Ripple’s lengthy court battle with the United States Securities and Exchange Commission came to a compromising end in the District Court in the Southern District of New York, as Judge Analisa Torres ruled that XRP is not a security when sold on cryptocurrency exchanges.
The ruling, which was handed down on July 13, ruled in favor of Ripple finding that XRP is not a security in the context of “programmatic sales on digital asset exchanges ‘.
The SEC’s case against Ripple was warranted in part, given that Torres also ruled that XRP was considered to be a security when sold to institutional investors. The judge found that institutional investment in XRP met the conditions of the Howey Test , the methodology created in 1933 by the SEC which determines whether certain transactions are deemed to be investment contracts.
For retail investors, the decision has been a boon that had an immediate effect on the value of XRP, which saw gains in excess of 60% in the 24 hours following headlines of the outcome of its court case.
The situation creates an interesting precedent in the context of the SEC’s ongoing lawsuits against the likes of Binance.US and Coinbase for separate, alleged securities offerings violations.
The SEC’s allegations against Binance.US also list the likes of Cardano (ADA), Polygon (MATIC), and Solana (SOL) as unregistered securities on Binance.US, which had a marked effect on the value of these smart contract blockchain ecosystem tokens over the past few months.
A legal deep-dive into Judge Torres’ findings from Protos provides plenty of food for thought on the subject. The news site unpacks the details of the findings, highlighting that Torres’ decision did not necessarily reflect the majority of XRP tokens on the market.
As the post explains, Torres’ ruling states that Ripple illegally sold $728 million worth of unregistered securities via institutional sales of XRP. Meanwhile, the judge also cleared Ripple of illegally offering $757 million worth of unregistered securities via programmatic sales of XRP.
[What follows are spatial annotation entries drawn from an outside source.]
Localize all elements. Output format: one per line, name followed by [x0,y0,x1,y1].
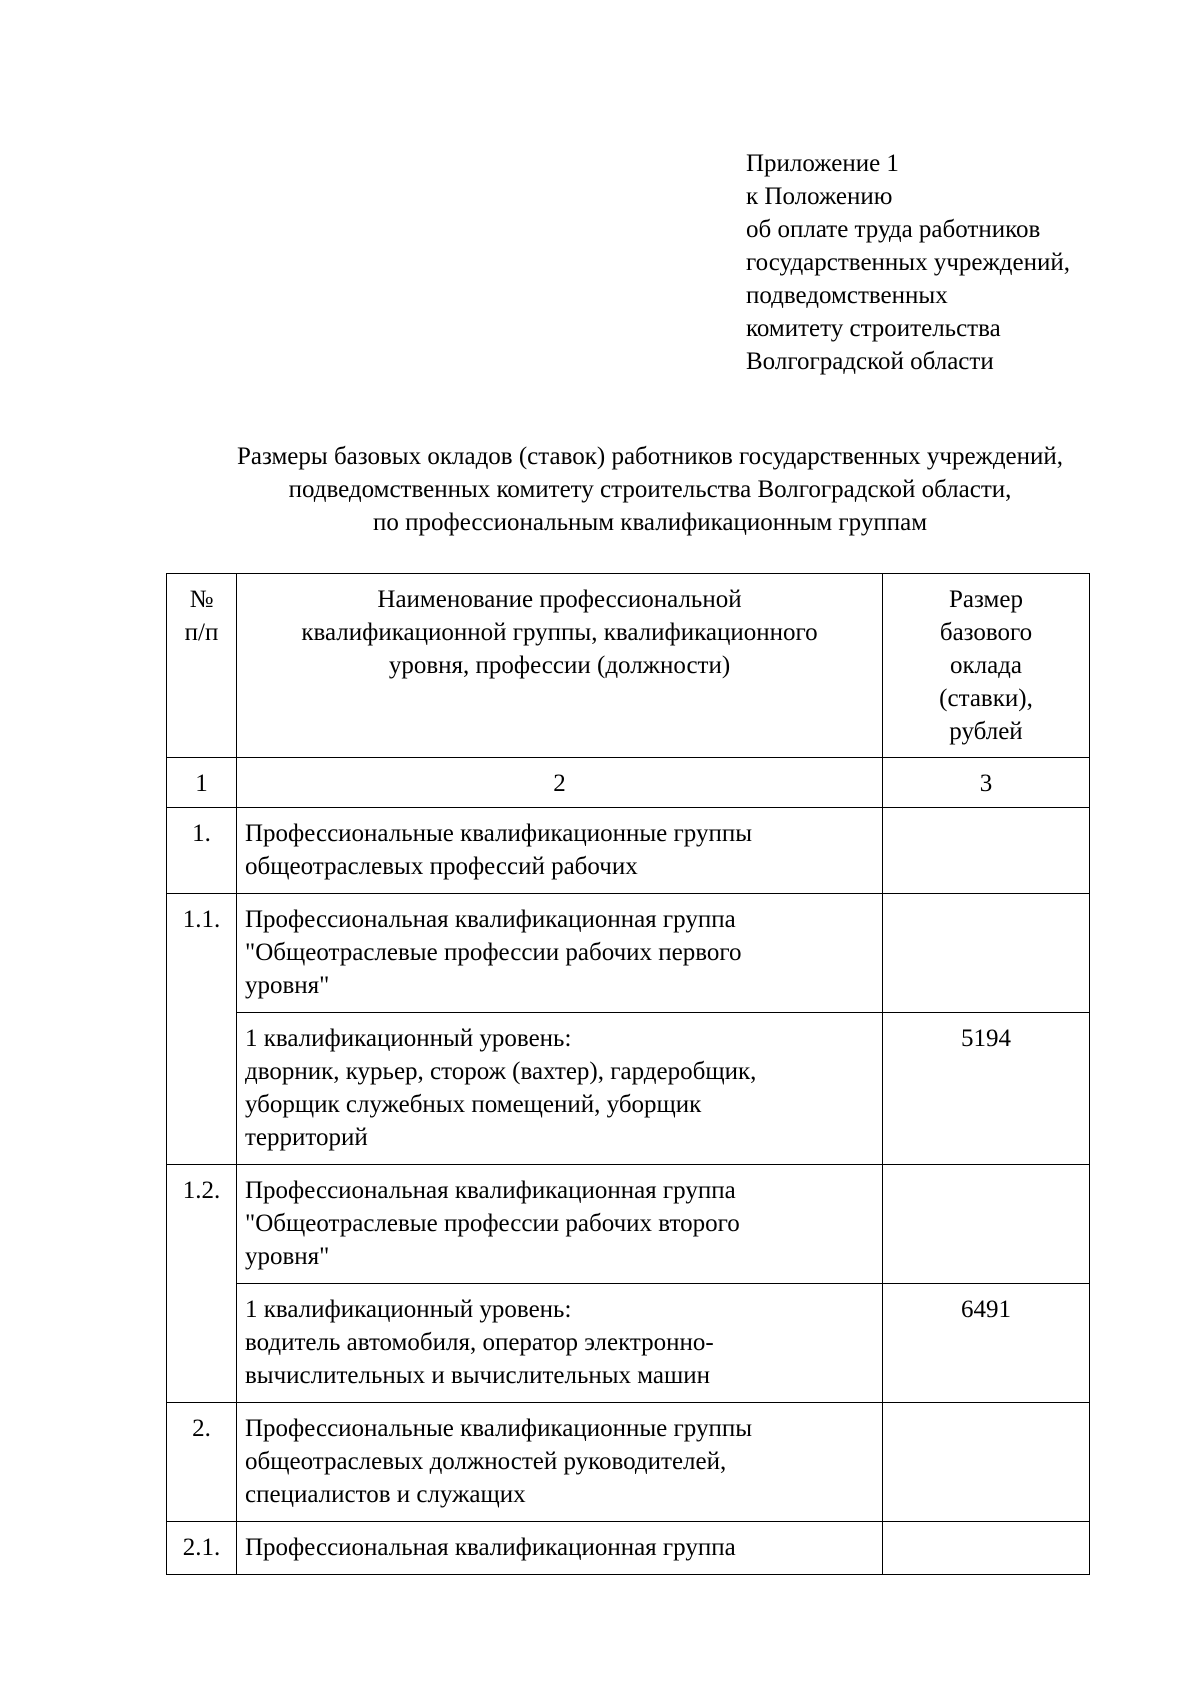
header-text: рублей [949,718,1023,745]
header-number [167,574,237,758]
row-name-line: уборщик служебных помещений, уборщик [245,1091,702,1118]
appendix-line: об оплате труда работников [746,216,1041,243]
row-name-line: общеотраслевых профессий рабочих [245,853,638,880]
row-name-line: Профессиональная квалификационная группа [245,906,736,933]
document-title [100,440,1200,539]
row-name-line: водитель автомобиля, оператор электронно- [245,1329,714,1356]
row-name-line: вычислительных и вычислительных машин [245,1362,711,1389]
row-name-line: Профессиональная квалификационная группа [245,1534,736,1561]
row-name-line: территорий [245,1124,368,1151]
table-row [167,1284,1090,1403]
row-name-line: "Общеотраслевые профессии рабочих второго [245,1210,740,1237]
row-name [237,1165,883,1284]
appendix-note [746,147,1166,378]
header-text: уровня, профессии (должности) [388,652,731,679]
row-number: 1.1. [167,894,237,1165]
table-row [167,808,1090,894]
header-text: № [189,586,214,613]
row-salary [883,808,1090,894]
row-name [237,808,883,894]
title-line: по профессиональным квалификационным группам [372,509,928,536]
appendix-line: комитету строительства [746,315,1001,342]
row-name-line: Профессиональные квалификационные группы [245,1415,753,1442]
table-header-row [167,574,1090,758]
row-name-line: "Общеотраслевые профессии рабочих первого [245,939,742,966]
column-number: 2 [237,758,883,808]
column-number: 1 [167,758,237,808]
header-text: базового [939,619,1033,646]
title-line: подведомственных комитету строительства Волгоградской области, [288,476,1012,503]
appendix-line: Волгоградской области [746,348,994,375]
row-name [237,1522,883,1575]
header-name [237,574,883,758]
row-name-line: Профессиональная квалификационная группа [245,1177,736,1204]
row-name [237,1403,883,1522]
table-row [167,1013,1090,1165]
row-name [237,1013,883,1165]
column-numbering-row [167,758,1090,808]
row-name-line: уровня" [245,972,330,999]
row-name-line: уровня" [245,1243,330,1270]
row-salary: 5194 [883,1013,1090,1165]
column-number: 3 [883,758,1090,808]
row-salary [883,1403,1090,1522]
row-name-line: специалистов и служащих [245,1481,526,1508]
row-salary [883,894,1090,1013]
table-row [167,1403,1090,1522]
header-text: Наименование профессиональной [377,586,742,613]
table-row [167,1165,1090,1284]
header-text: оклада [949,652,1023,679]
header-text: п/п [184,619,219,646]
salary-table [166,573,1090,1575]
table-row [167,894,1090,1013]
row-number: 1.2. [167,1165,237,1403]
row-number: 2.1. [167,1522,237,1575]
header-text: (ставки), [939,685,1033,712]
row-salary [883,1522,1090,1575]
row-name-line: дворник, курьер, сторож (вахтер), гардеробщик, [245,1058,757,1085]
row-number: 2. [167,1403,237,1522]
title-line: Размеры базовых окладов (ставок) работников государственных учреждений, [236,443,1064,470]
header-text: Размер [949,586,1023,613]
table-row [167,1522,1090,1575]
row-name-line: 1 квалификационный уровень: [245,1025,572,1052]
row-name-line: 1 квалификационный уровень: [245,1296,572,1323]
appendix-line: государственных учреждений, [746,249,1070,276]
appendix-line: к Положению [746,183,893,210]
row-salary [883,1165,1090,1284]
row-name [237,894,883,1013]
appendix-line: Приложение 1 [746,150,899,177]
header-text: квалификационной группы, квалификационного [301,619,818,646]
row-number: 1. [167,808,237,894]
row-name-line: общеотраслевых должностей руководителей, [245,1448,727,1475]
row-name [237,1284,883,1403]
header-salary [883,574,1090,758]
row-name-line: Профессиональные квалификационные группы [245,820,753,847]
appendix-line: подведомственных [746,282,948,309]
row-salary: 6491 [883,1284,1090,1403]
The SEC had also alleged that Ripple illegally offered $609 million worth of other distributions of XRP including bonuses, compensation for labor, and other payments.
Torres’ finding that programmatic sales of XRP, those made on exchanges through “blind bid/ask transactions”, were not unregistered securities excludes 99% of global XRP trading volume since 2017:
“The Court does not address whether secondary market sales of XRP constitute offers and sales of investment contracts because that question is not properly before the Court.”
Nevertheless, 99% of XRP transactions since 2017 were not part of the legal battle so no judgment was needed there, but it does suggest that the cryptocurrency community somewhat exaggerated the findings of the court case.
While Judge Torres’ findings are nuanced, her ruling that programmatic sales of XRP does beg the question as to whether a similar finding might be reached in the cases against ADA, MATIC, and SOL in particular.
The three tokens were listed alongside Filecoin (FIL), Cosmos Hub (ATOM), The Sandbox (SAND), Decentraland (MANA), Algorand (ALGO), Axie Infinity (AXS), and COTI (COTI) as unregistered securities offered by both Binance.US and Coinbase.
The enforcement actions had a marked effect on the markets, with the tokens losing a combined market of over $5 billion.
The teams behind Cardano, Polygon, and Solana have all challenged the allegations set out by the SEC following the enforcement action. As evident by the SEC vs Ripple case, any outcome will likely only be reached in the coming years.
It does however show the sale of cryptocurrency tokens and the specific method in which they’re bought or traded can be looked at under a microscope leading to various legal outcomes.
As we’ve explored, the conditions upon which Judge Torres found that XRP was not a security were very specific, looking at programmatic trades of XRP and the lack of human-placed bids and offers from exchange order books.
Coinbase has driven calls for more regulatory clarity in the United States, going as far as the court system in an effort to force the SEC to release clear guidelines for cryptocurrency industry participants.
Its filing for a mandamus petition to the federal government requesting that the SEC would provide “clarity on regulations regarding crypto” has been challenged by the agency, with an outcome not likely until the latter stages of 2023.
At this stage, it’s difficult to predict what the potential outcome will be for the likes of Cardano, Polygon, and Solana. Polygon, in particular, has become an important layer 2 scaling platform for Ethereum, increasing transaction processing and reducing fees for the ecosystem.
What is clear is the lack of certainty for the American cryptocurrency space, with the likes of Coinbase even looking at setting up shop in jurisdictions like the UAE, which has adopted a friendly regulatory attitude in an effort to establish itself as a haven for crypto companies.